By default all WordPress sites have the same login location. It’s at:
Hackers have automated scripts that go to that location and throw thousands of passwords at the form trying to get in.
By changing the location of your login form those automated scripts will have a much harder time getting into your site.
Login to your site to get started.
Adding The Plugin
In the left navigation, hover over Plugins and click on Add Plugin.
In the top right corner there is a plugin search box. This will search the WordPress plugin repository. In the box type in “WPS Hide Login”
The first result that should come up is this one:
You can see at the time of this writing there are over 700,000 active installations and it’s got a lot of 5 star reviews.
I’ve used this plugin for years and it’s great.
Click the Install Now button in the box and when it changes to the blue Activate button click on that.
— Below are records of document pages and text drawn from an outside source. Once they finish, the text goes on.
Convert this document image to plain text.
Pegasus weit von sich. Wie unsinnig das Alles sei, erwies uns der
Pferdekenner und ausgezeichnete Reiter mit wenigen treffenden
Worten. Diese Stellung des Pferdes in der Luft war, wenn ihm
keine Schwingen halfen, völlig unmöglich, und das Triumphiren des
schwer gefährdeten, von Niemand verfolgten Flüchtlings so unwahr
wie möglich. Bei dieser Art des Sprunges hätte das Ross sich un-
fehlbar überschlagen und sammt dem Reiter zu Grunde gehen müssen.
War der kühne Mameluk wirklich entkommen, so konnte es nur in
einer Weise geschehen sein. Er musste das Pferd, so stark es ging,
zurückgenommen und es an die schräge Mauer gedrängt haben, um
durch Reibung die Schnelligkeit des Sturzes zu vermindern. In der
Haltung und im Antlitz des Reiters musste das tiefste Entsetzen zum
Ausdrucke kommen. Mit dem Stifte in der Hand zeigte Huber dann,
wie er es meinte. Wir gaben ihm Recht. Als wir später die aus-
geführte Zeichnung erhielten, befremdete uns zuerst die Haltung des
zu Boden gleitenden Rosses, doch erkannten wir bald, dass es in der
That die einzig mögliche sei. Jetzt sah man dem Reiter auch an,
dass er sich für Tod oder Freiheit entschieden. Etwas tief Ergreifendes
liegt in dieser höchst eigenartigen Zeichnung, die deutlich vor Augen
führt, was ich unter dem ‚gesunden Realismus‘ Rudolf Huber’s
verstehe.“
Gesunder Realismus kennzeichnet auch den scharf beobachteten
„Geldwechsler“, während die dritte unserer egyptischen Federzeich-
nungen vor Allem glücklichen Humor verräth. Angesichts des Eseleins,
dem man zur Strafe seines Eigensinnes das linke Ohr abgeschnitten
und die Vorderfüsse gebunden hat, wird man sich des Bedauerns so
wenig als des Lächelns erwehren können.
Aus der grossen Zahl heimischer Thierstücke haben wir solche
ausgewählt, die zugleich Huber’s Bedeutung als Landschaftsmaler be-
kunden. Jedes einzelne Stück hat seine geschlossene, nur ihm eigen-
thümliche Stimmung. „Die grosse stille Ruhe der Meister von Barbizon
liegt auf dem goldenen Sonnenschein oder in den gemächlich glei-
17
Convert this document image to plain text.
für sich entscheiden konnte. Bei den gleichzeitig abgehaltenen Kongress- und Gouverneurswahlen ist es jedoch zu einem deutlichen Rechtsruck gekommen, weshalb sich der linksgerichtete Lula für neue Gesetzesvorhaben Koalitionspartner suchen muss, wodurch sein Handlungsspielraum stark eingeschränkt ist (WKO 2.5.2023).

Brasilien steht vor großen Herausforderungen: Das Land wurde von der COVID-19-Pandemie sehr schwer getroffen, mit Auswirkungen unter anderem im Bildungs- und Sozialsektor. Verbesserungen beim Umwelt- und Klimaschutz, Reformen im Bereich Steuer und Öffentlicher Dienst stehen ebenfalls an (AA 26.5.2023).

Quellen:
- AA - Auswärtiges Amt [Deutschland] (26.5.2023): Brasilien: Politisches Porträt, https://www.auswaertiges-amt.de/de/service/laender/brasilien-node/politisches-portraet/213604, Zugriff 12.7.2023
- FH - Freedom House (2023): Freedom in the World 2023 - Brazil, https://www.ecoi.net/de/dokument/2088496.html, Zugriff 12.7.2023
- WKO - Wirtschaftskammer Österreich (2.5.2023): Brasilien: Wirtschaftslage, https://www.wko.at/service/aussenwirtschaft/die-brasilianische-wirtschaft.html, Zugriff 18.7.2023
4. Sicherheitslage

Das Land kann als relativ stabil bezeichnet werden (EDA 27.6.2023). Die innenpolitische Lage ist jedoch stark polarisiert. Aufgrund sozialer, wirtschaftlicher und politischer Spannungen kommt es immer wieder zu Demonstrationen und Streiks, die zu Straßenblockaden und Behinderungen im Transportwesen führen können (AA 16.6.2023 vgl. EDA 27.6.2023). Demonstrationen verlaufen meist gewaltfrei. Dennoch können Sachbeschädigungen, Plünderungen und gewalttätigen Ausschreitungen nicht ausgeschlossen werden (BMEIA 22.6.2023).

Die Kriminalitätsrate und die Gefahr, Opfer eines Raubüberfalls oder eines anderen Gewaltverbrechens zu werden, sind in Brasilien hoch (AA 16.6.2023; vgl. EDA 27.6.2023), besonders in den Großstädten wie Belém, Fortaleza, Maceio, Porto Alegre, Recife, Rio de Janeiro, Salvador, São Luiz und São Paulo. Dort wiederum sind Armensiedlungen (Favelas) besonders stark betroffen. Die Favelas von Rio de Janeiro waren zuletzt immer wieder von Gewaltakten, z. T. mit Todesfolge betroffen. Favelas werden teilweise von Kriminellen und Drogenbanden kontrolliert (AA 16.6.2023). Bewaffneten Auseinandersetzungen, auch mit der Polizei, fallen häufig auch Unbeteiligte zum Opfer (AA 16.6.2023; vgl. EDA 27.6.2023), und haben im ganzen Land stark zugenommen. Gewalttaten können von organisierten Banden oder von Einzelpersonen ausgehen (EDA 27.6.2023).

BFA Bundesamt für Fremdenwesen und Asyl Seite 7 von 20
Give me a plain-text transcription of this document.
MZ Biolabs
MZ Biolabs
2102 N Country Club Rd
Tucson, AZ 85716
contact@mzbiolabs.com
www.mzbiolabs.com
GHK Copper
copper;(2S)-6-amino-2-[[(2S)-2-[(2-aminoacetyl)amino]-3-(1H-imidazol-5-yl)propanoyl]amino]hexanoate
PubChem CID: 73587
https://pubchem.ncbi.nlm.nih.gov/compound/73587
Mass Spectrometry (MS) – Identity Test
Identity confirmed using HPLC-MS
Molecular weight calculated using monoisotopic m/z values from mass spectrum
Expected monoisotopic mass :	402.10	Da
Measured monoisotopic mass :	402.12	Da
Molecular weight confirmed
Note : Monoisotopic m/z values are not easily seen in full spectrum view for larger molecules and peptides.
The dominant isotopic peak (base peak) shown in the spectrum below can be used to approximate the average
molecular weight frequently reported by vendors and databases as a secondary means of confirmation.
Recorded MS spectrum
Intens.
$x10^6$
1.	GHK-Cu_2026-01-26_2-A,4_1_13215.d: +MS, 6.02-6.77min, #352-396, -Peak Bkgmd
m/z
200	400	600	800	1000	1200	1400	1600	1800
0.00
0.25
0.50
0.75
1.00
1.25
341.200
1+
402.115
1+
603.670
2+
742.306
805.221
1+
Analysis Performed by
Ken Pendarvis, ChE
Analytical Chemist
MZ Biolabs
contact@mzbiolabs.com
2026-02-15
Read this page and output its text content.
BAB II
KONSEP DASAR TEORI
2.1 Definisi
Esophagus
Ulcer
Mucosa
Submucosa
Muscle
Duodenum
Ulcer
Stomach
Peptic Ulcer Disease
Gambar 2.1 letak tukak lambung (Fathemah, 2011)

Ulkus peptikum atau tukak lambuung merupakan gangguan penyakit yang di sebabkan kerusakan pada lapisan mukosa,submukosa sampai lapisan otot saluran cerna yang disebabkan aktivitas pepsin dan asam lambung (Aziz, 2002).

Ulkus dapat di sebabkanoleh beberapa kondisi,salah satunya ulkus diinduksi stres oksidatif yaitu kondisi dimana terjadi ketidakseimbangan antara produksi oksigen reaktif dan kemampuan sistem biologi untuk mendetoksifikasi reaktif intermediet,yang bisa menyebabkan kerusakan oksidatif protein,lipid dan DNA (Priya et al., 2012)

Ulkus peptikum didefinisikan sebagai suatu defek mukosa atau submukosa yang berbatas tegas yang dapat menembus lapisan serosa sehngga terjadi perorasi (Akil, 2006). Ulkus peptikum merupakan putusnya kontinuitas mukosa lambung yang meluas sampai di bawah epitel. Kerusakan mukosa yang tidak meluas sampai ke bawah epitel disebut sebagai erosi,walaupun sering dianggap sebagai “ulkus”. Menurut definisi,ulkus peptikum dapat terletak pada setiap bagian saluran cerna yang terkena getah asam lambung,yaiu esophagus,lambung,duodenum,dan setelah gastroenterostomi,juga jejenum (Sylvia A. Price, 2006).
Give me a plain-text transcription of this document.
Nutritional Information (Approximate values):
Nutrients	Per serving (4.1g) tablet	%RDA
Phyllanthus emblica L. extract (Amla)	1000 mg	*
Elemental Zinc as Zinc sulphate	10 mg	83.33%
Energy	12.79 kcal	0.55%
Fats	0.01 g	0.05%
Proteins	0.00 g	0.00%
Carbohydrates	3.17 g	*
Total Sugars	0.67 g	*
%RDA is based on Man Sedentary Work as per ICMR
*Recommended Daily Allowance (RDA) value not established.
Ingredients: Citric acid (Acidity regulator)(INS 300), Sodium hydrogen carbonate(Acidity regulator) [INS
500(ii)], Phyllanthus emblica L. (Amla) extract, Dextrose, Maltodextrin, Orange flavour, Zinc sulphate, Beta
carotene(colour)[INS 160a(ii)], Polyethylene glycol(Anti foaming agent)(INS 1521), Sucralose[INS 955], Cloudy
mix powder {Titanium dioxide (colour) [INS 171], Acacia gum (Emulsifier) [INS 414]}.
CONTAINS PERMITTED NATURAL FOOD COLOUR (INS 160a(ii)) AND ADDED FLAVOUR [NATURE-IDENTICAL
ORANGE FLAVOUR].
Once it installs you will be taken back to your Plugins page and you’ll see the plugin in the plugins list.
Configuring The Plugin
There are a few ways you can get to the plugin settings. You can either click on the Settings link in the Plugin’s listing or you can hover over Settings in your left navigation and then click on WPS Hide Login in the sub-menu.
There are only two textboxes we need to look at to configure this plugin.
The top one, labeled Login URL, is where we set our new location for our login page. They have it set to “login” which is okay but I prefer to set it to something a little more hidden than that.
I’ll change this to “mylogin”. You should change this to whatever you want but be sure to document this someplace in case you forget it.
The next textbox is where we want people to be sent to if they try to go to the wp-admin page without being logged in.
They have it set to point to the 404 page of your website which is where visitors are sent if a page doe not exist. I always leave it at that but you could change it to a custom page if you’d like.
When you are done making these two changes click the blue Save Changes button at the bottom of the page.
The page will refresh and you’ll see a success message and a reminder to bookmark the location of your new login page.
Testing The Plugin
Now logout using the menu in the top right corner of your admin panel.
If you try to go to the old login page at /wp-admin:
You will be redirected to the page that you set in the second box, the 404 page in my case.
However if you go to the URL you set in the first box you should see your login form.
You’ve just taken a great first step in protecting your WordPress website from hackers.